Jitendra Solanki, SEBI Registered Investment Adviser and CFP, JS Financial Advisors, New Delhi, says, “This plan is most suitable for people who borrow loan at higher age i.e. mostly senior citizen or nearing retirement. Since the income capacity alters at later stage, the lower repayment helps in keeping your finances in manageable limits.”
Tranche Repayment Facility
This mode of repayment is suitable for borrowers of an under-construction property. Under this facility, lenders provide facility to borrowers to pay interest as well as the principal right from the beginning, instead of paying pre-EMI. In an under construction property the EMI starts only after loan is fully disbursed and the property is completed. Till final disbursement of the loan, the borrower has to pay interest — called pre EMI interest — on the loan amount drawn by the bank. Pre-EMI is payable every month from the date of each disbursement till the date of commencement of EMI.

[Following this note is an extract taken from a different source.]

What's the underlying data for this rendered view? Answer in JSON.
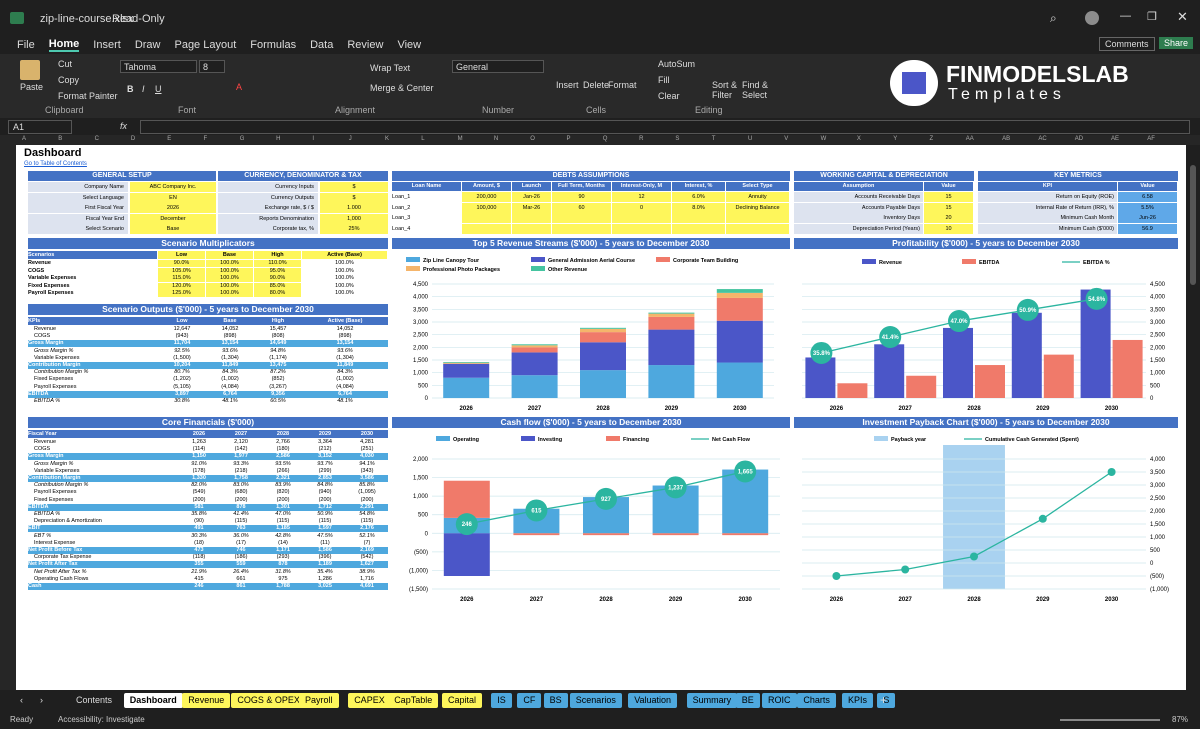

However, if you have tranched your repayment, you could save much on your interest cost by circumventing pre-EMI.
“This option is given generally for under-construction project wherein the customer can start their EMI rather than paying only interest in terms of Pre-EMI towards the loan partly disbursed,” adds Raj.
This means if you tranche your repayment, you could choose the instalment amount you want to pay till the time the property is ready for possession. The amount paid above the interest by you goes towards principal repayment. The biggest advantage of this plan is that you can start EMI even when the property is under construction and hence can repay the loan faster. Further, you can save on the interest outgo on the loan too as the principal is repaid faster.
So before you choose a repayment option, keep in mind that the chosen facility is affordable, it enhances your repayment capacity and gives you tax benefits.